Je fus éduquée de la façon la plus chrétienne qui soit par des prêtes employés par mon père. Ils furent tous déçus car je ne possédais pas la foi chrétienne que mon père espérait trouver en moi. Je croyais au mythe du Christ, mais je trouvais ridicule le fait que Dieu ait créé le monde en sept jours et aussi l'homme et la femme, quand l'idée de l'évolution du primate à l'homme commençait à germer dans l'esprit des scientifiques de l'époque et dans la mienne. Cependant, je me passionnais pour les autres mythologies, principalement antiques, qu'elles soient grecques, romaines, perses ou égyptiennes et l'idée du Diable m'avait toujours fascinée, au grand désespoir de mes parents. Aussi, sans le pratiquer, l'occultisme me plaisait également, et ce que j'en lisais était fort intéressant et empreint du bizarre et du surnaturel. Je ne lisais point sur les thèmes tels les morts-vivants, vampires, zombies, loups-garous et autres créatures fantastiques qui hantaient le folklore populaire car je trouvais ces légendes trop puériles et dénuées de sens. J'adorais l'art et la musique, auxquels je m'abandonnais parfois totalement, pratiquant le piano, instrument que j'affectionnais particulièrement car les sons qu'il produisait pouvaient aussi bien éveiller en nous la joie la plus explosive, l'érotisme et la passion, que l'éternelle tristesse.

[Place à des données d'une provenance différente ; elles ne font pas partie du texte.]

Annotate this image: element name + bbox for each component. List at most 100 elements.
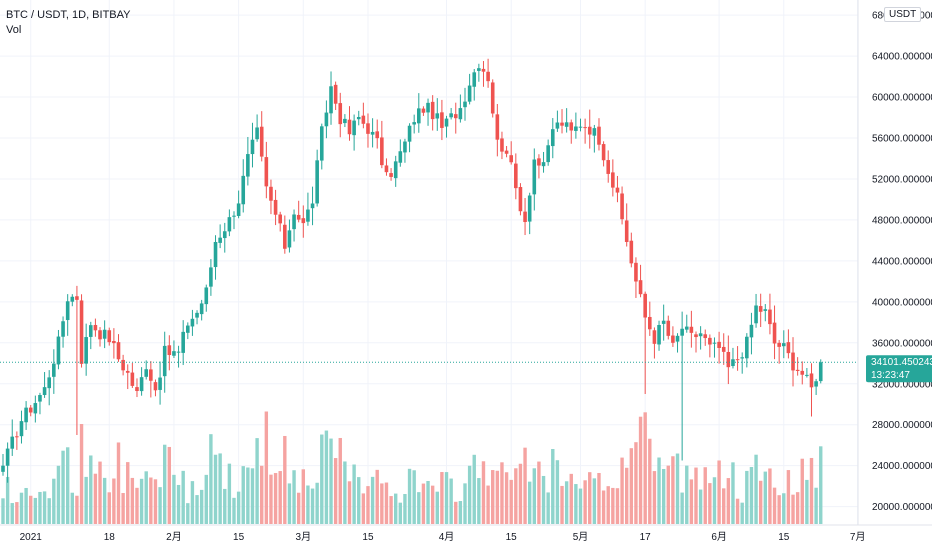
candle	[190, 309, 195, 336]
candle-body	[569, 122, 574, 131]
candle	[453, 102, 458, 134]
volume-bar	[583, 480, 587, 524]
candle-body	[758, 306, 763, 312]
volume-bar	[361, 493, 366, 524]
candle-body	[1, 465, 5, 472]
candle-body	[652, 330, 657, 344]
candle	[19, 410, 24, 444]
volume-label[interactable]: Vol	[6, 24, 22, 36]
volume-bar	[527, 481, 532, 524]
volume-bar	[763, 471, 767, 524]
candle	[777, 339, 781, 364]
candle-body	[264, 157, 269, 187]
candle-body	[495, 114, 500, 140]
candle-body	[629, 240, 634, 264]
candle-body	[657, 324, 661, 345]
candle-body	[772, 322, 777, 344]
candle-body	[560, 122, 564, 126]
candle	[421, 106, 426, 116]
candle	[384, 158, 389, 176]
volume-bar	[102, 477, 107, 524]
volume-bar	[338, 437, 342, 524]
candle	[527, 192, 532, 235]
time-tick-label: 3月	[296, 531, 312, 543]
volume-bar	[176, 484, 181, 524]
volume-bar	[768, 468, 772, 524]
volume-bar	[260, 465, 264, 524]
candle-body	[218, 237, 222, 243]
candle	[490, 79, 495, 118]
candle	[537, 154, 541, 179]
candle-body	[213, 241, 218, 268]
volume-bar	[504, 472, 509, 524]
volume-bar	[398, 502, 403, 524]
volume-bar	[47, 498, 51, 524]
candle-body	[162, 345, 167, 377]
volume-bar	[648, 438, 652, 524]
volume-bar	[546, 492, 550, 524]
volume-bar	[754, 454, 758, 524]
candle-body	[107, 330, 112, 343]
candle-body	[75, 296, 79, 300]
volume-bar	[454, 501, 458, 524]
price-tick-label: 48000.000000	[872, 215, 932, 226]
candle	[749, 312, 754, 355]
candle	[292, 209, 296, 242]
candle-body	[721, 346, 726, 352]
candle	[638, 264, 643, 298]
volume-bar	[370, 476, 375, 524]
candle	[222, 222, 227, 253]
volume-bar	[634, 442, 638, 524]
candle	[393, 155, 398, 187]
volume-bar	[564, 481, 569, 524]
candle	[818, 359, 823, 384]
candle-body	[176, 351, 181, 353]
candle	[375, 119, 380, 149]
volume-bar	[657, 457, 661, 524]
candle	[324, 100, 329, 139]
candle-body	[564, 122, 569, 127]
candle	[65, 294, 70, 336]
volume-bar	[574, 484, 578, 524]
volume-bar	[246, 467, 250, 524]
candle	[726, 335, 731, 385]
volume-bar	[782, 493, 786, 524]
candle-body	[227, 217, 232, 232]
price-tick-label: 28000.000000	[872, 420, 932, 431]
candle	[366, 113, 370, 148]
candle-body	[680, 328, 684, 336]
candle-body	[638, 280, 643, 295]
candle	[56, 329, 61, 370]
candle-body	[310, 203, 315, 209]
candle	[532, 148, 537, 211]
candle-body	[10, 436, 15, 449]
candle	[412, 114, 416, 134]
candle	[61, 316, 65, 348]
candle-body	[537, 158, 541, 166]
candle-body	[740, 357, 744, 359]
candle	[107, 327, 112, 346]
candle	[781, 330, 786, 359]
volume-bar	[671, 456, 675, 524]
candle-body	[712, 342, 717, 344]
candle-body	[88, 325, 93, 337]
volume-bar	[772, 487, 777, 524]
volume-bar	[29, 495, 33, 524]
volume-bar	[19, 492, 24, 524]
candle	[15, 431, 19, 450]
symbol-title[interactable]: BTC / USDT, 1D, BITBAY	[6, 9, 131, 21]
volume-bar	[463, 483, 467, 524]
candle	[102, 320, 107, 349]
candle-body	[795, 369, 800, 371]
candle	[592, 124, 597, 153]
volume-bar	[195, 495, 199, 524]
currency-button[interactable]: USDT	[884, 7, 922, 22]
candle	[209, 259, 213, 296]
volume-bar	[509, 479, 513, 524]
candle	[24, 401, 28, 430]
candle	[5, 442, 10, 483]
candle-body	[84, 337, 88, 364]
candle-body	[112, 340, 116, 344]
candle	[130, 362, 135, 388]
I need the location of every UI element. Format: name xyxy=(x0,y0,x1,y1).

À mes vingt ans, mon père décida qu'il était temps pour moi de prendre époux et d'enfanter. Il espérait ainsi se créer une descendance qui assurerait le nom de notre famille pour encore cinquante ans. Cette idée me terrorisa : être sous le joug d'un homme que je n'aimerais pas, lui donner une progéniture, oublier les plaisirs de la vie et vivre une existence monotone ne correspondaient pas à la vie que j'entendais mener. Sans demeurer vieille fille, je voulais d'abord et avant tout garder mon indépendance et n'être soumise à aucun homme. Je m'imaginais libertine et ayant plusieurs amants. Mon père m'avait fait part de ses intentions, me sermonnant longuement sur le fait que d'être une épouse fertile et totalement dévouée à son mari était un l'un des plus grands honneurs réservés aux femmes. Ce qui me choqua le plus dans cette histoire fut qu'il ne me demanda point mon avis : il n'avait vraisemblablement cure des mes opinions. Sa fierté et son honneur me répugnaient.
Afin de me présenter au plus grand nombre de prétendants possibles, il m'emmena au bal masqué de la veille du Jour de l'An donné, comme à chaque année, en la demeure du comte Dracula.